Introduction to rustfuzz
rustfuzz is a blazing-fast fuzzy string matching library for Python — implemented entirely in Rust via PyO3.
This notebook covers the core building blocks:
fuzz.ratio— character-level similarityfuzz.partial_ratio— substring matchingfuzz.token_*— word-order insensitive matchingutils.default_process— string normalisationprocess.extract/process.extractOne— batch matching
import rustfuzz.fuzz as fuzz
import rustfuzz.utils as utils
from rustfuzz import process
print("rustfuzz ready ✅")
1. fuzz.ratio — Character-level similarity
Returns a score from 0.0 to 100.0 based on the Indel (insert/delete) distance between two strings.
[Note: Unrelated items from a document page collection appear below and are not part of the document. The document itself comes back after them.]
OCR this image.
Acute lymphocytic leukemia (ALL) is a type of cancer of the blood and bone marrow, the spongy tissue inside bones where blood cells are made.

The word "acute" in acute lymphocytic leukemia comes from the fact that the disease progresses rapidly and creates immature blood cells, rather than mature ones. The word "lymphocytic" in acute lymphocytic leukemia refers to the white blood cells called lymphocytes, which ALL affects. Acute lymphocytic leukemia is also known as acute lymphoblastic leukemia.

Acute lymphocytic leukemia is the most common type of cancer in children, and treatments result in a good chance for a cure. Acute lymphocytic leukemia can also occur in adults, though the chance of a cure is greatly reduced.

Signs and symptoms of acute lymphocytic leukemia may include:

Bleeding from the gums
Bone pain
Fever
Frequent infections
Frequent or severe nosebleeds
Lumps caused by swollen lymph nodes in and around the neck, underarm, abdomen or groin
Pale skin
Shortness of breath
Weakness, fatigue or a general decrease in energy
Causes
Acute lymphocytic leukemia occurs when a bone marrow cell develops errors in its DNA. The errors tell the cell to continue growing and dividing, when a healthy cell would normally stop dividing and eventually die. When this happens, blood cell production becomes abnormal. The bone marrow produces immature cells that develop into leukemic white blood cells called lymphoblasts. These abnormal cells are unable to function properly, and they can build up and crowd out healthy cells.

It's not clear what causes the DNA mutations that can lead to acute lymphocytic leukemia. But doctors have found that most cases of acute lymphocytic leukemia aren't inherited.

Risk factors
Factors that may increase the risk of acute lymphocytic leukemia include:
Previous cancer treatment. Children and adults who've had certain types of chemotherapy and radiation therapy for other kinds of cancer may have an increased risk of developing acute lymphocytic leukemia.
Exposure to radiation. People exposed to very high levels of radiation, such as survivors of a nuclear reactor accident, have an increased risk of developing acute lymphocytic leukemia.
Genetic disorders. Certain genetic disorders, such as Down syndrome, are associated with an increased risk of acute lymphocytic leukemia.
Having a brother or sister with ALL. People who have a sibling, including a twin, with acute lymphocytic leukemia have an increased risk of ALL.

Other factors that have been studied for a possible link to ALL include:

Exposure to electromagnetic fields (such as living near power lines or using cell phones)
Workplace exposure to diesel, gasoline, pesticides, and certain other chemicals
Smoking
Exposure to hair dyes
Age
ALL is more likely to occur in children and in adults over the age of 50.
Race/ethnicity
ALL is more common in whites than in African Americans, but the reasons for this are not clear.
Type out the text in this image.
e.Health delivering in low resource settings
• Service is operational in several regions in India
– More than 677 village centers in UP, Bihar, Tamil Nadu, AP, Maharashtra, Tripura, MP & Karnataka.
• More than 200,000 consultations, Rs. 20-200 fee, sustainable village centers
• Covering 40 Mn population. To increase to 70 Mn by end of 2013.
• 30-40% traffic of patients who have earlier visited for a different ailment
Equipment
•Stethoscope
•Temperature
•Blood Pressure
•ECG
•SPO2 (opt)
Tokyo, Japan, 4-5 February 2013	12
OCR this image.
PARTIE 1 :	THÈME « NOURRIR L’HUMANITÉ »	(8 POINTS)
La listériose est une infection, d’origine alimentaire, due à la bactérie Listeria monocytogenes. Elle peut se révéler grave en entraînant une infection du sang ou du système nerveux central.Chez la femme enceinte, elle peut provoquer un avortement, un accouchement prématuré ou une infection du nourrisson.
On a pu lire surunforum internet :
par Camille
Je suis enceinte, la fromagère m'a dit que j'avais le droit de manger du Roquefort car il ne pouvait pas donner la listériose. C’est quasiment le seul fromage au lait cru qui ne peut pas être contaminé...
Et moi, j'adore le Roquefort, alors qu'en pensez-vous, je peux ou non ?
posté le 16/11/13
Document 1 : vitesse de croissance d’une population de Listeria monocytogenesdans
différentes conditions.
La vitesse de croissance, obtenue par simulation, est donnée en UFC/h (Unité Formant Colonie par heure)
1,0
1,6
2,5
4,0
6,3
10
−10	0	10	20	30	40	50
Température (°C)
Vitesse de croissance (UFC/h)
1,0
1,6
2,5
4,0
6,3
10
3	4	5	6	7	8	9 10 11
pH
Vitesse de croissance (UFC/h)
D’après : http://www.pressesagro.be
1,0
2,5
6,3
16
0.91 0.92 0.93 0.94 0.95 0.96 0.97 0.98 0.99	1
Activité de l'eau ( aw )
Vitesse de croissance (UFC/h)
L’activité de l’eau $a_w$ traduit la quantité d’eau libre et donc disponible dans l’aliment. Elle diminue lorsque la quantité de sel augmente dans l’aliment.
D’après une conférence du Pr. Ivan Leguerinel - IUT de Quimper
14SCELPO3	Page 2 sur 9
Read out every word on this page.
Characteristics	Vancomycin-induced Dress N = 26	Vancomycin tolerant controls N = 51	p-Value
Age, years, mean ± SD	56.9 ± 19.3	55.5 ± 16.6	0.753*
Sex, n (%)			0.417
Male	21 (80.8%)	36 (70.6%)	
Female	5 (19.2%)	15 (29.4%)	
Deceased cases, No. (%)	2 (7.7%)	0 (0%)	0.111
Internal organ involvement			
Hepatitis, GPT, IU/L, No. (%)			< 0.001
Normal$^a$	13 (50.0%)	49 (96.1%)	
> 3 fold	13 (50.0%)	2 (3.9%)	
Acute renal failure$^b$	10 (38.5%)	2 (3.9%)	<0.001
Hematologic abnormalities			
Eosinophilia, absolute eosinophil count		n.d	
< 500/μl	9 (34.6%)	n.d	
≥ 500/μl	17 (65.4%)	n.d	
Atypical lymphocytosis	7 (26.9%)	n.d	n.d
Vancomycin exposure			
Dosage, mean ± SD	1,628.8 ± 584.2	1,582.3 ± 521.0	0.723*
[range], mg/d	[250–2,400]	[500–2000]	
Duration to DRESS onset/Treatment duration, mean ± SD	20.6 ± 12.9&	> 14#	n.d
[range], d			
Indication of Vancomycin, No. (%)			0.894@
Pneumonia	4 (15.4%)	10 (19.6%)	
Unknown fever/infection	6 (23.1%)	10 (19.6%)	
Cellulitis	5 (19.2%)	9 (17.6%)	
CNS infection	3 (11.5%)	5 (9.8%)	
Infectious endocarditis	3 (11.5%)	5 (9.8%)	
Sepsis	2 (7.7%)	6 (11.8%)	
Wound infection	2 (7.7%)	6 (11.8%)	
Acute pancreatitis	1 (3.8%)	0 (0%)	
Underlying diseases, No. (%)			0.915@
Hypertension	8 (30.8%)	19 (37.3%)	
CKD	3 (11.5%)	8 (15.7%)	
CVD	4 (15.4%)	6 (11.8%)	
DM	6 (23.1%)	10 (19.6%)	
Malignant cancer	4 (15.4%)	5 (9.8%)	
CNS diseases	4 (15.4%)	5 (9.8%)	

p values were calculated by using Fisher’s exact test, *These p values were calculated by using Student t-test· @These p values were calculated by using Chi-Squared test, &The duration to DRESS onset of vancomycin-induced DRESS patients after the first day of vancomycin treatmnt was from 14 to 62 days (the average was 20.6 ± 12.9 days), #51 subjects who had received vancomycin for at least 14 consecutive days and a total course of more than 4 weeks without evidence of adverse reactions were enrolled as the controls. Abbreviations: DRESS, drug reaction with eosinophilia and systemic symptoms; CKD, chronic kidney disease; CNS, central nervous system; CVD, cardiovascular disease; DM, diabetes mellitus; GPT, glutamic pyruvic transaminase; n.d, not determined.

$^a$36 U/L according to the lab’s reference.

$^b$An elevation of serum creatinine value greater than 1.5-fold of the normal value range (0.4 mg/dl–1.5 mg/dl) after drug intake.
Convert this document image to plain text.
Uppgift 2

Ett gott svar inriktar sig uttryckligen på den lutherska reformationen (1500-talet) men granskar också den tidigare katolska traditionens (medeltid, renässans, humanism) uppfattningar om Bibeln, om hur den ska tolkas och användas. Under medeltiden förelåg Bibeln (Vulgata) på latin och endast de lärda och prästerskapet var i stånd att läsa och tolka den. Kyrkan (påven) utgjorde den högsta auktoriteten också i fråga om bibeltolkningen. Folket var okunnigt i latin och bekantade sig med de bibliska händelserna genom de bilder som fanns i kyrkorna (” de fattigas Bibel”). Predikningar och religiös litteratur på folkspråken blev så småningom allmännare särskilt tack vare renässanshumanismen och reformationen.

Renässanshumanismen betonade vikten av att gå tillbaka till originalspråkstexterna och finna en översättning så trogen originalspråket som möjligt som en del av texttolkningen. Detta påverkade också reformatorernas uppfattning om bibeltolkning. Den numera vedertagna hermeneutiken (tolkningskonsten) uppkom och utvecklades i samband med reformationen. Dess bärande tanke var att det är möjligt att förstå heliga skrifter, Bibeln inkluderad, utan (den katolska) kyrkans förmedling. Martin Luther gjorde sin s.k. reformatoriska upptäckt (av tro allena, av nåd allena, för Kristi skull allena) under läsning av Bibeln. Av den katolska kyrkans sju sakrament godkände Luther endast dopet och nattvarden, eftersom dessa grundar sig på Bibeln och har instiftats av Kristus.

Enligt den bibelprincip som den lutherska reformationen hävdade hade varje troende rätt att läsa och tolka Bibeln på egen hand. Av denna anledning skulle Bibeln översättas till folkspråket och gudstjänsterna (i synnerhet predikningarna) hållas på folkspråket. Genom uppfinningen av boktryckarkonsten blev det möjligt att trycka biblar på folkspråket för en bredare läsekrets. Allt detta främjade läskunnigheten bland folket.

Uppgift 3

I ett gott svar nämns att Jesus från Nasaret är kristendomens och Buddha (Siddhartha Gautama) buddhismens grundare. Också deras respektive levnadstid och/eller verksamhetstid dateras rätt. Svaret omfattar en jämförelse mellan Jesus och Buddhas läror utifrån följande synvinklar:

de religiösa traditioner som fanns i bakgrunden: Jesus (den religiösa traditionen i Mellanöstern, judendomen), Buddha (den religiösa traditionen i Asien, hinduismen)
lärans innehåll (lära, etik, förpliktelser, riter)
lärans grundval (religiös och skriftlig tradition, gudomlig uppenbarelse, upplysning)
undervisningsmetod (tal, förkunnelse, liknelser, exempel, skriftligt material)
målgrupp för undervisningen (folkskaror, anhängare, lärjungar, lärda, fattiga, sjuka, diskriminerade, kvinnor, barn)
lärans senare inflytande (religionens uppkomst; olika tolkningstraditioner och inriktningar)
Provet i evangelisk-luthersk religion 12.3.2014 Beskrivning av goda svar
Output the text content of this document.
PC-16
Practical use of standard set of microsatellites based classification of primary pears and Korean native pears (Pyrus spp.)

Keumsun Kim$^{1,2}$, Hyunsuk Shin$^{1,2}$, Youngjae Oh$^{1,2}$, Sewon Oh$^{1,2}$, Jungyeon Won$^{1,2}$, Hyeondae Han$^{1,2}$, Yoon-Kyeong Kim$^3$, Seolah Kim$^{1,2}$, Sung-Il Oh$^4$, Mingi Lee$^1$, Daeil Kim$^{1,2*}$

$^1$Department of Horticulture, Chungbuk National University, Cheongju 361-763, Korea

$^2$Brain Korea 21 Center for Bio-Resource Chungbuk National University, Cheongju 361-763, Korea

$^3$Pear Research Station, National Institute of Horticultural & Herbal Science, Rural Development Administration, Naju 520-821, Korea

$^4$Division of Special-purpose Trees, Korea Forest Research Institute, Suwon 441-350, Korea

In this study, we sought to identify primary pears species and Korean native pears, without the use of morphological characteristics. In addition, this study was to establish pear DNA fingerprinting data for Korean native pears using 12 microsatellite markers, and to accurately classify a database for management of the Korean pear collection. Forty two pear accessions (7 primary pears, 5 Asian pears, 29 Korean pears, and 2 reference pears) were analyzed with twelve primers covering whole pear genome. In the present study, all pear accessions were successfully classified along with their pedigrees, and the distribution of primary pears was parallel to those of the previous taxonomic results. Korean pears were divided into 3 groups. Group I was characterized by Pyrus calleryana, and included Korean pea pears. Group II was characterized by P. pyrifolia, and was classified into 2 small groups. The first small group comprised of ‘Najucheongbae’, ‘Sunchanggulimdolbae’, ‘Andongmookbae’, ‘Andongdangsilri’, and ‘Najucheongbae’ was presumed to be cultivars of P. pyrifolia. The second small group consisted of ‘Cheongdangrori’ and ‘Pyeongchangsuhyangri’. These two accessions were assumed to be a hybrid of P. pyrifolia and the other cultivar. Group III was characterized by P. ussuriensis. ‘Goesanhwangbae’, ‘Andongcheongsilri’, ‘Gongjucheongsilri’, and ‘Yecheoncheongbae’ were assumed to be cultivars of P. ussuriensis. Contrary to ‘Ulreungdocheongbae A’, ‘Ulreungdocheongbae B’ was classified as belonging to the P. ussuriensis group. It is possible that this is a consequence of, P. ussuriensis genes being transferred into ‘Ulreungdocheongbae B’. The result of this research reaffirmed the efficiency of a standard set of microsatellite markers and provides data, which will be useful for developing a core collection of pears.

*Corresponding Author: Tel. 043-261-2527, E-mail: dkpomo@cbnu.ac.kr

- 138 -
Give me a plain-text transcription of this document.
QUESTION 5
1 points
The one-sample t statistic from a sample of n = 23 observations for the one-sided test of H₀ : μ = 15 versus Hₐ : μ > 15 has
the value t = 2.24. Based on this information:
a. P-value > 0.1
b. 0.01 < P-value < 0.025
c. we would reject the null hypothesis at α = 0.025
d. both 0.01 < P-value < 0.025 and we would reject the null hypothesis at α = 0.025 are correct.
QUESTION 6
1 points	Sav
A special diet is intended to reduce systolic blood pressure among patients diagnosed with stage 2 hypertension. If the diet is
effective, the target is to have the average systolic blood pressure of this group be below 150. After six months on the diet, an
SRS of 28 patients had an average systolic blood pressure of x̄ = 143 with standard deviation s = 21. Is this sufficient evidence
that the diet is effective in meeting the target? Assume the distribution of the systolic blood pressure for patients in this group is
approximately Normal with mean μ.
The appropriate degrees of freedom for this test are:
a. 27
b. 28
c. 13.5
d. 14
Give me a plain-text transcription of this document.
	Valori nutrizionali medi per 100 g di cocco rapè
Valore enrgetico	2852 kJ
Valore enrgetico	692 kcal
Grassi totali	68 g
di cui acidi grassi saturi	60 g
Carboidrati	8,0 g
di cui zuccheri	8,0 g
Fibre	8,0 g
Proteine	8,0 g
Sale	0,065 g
Identical strings → 100.0. Completely different → 0.0.
pairs = [
("hello world", "hello world"), # identical
("hello world", "hello wrold"), # one transposition
("hello world", "hello"), # truncated
("New York", "New York City"), # prefix
("kitten", "sitting"), # classic Levenshtein example
("apple", "mango"), # unrelated
]
for a, b in pairs:
print(f"{a!r:25} vs {b!r:25} → ratio = {fuzz.ratio(a, b):.1f}")
2. fuzz.partial_ratio — Substring matching
Finds the best matching window of the shorter string inside the longer one. Ideal when the needle is fully contained in the haystack.
needle = "New York"
haystacks = [
"I live in New York City",
"New York is great",
"nyc",
"Los Angeles",
]
for h in haystacks:
r = fuzz.ratio(needle, h)
pr = fuzz.partial_ratio(needle, h)
print(f"{h!r:30} ratio={r:5.1f} partial_ratio={pr:5.1f}")
3. Token ratios — Word-order insensitive matching
| Function | What it does |
|---|---|
token_sort_ratio |
Sorts tokens alphabetically, then computes ratio |
token_set_ratio |
Compares the intersection and remainder sets of tokens |
token_ratio |
max(token_sort_ratio, token_set_ratio) |
Use these when word order shouldn't matter (e.g. address matching, name deduplication).
a = "fuzzy wuzzy was a bear"
b = "wuzzy fuzzy was a bear"
print(f"ratio = {fuzz.ratio(a, b):.1f}")
print(f"token_sort_ratio = {fuzz.token_sort_ratio(a, b):.1f}")
print(f"token_set_ratio = {fuzz.token_set_ratio(a, b):.1f}")
print(f"token_ratio = {fuzz.token_ratio(a, b):.1f}")
print()
# Subset: token_set_ratio handles extra tokens gracefully
c = "fuzzy fuzzy was a bear"
print(f"token_set_ratio (with duplicate token): {fuzz.token_set_ratio(a, c):.1f}")
4. utils.default_process — Normalisation
Lowercases the string and replaces non-alphanumeric characters with spaces.
Pass it as the processor argument to any scorer for more robust matching.
raw_strings = [
" Hello, World! ",
"RustFuzz — BLAZING FAST!",
"New York, NY 10001",
None,
]
for s in raw_strings:
print(f"{str(s)!r:35} → {utils.default_process(s)!r}")
print()
# Using processor in ratio call
score_raw = fuzz.ratio("New York, NY", "new york ny")
score_proc = fuzz.ratio(
utils.default_process("New York, NY"), utils.default_process("new york ny")
)
print(f"Without processing: {score_raw:.1f}")
print(f"With processing: {score_proc:.1f}")
5. process.extract / process.extractOne — Batch matching
Match a query against a list of choices and get the top results.
Each result is a (choice, score, index) tuple.
cities = [
"New York",
"New Orleans",
"Newark",
"Los Angeles",
"San Francisco",
"Nashville",
"Boston",
"Denver",
"Miami",
]
query = "new york"
print("Top 3 matches:")
for choice, score, idx in process.extract(query, cities, limit=3):
print(f" {choice:20} score={score:5.1f} (index {idx})")
print()
best = process.extractOne(query, cities)
print(f"Best match: {best}")
6. Score cutoffs
All scorers accept a score_cutoff parameter. Results below the threshold are returned as 0.0 (or excluded from process.extract).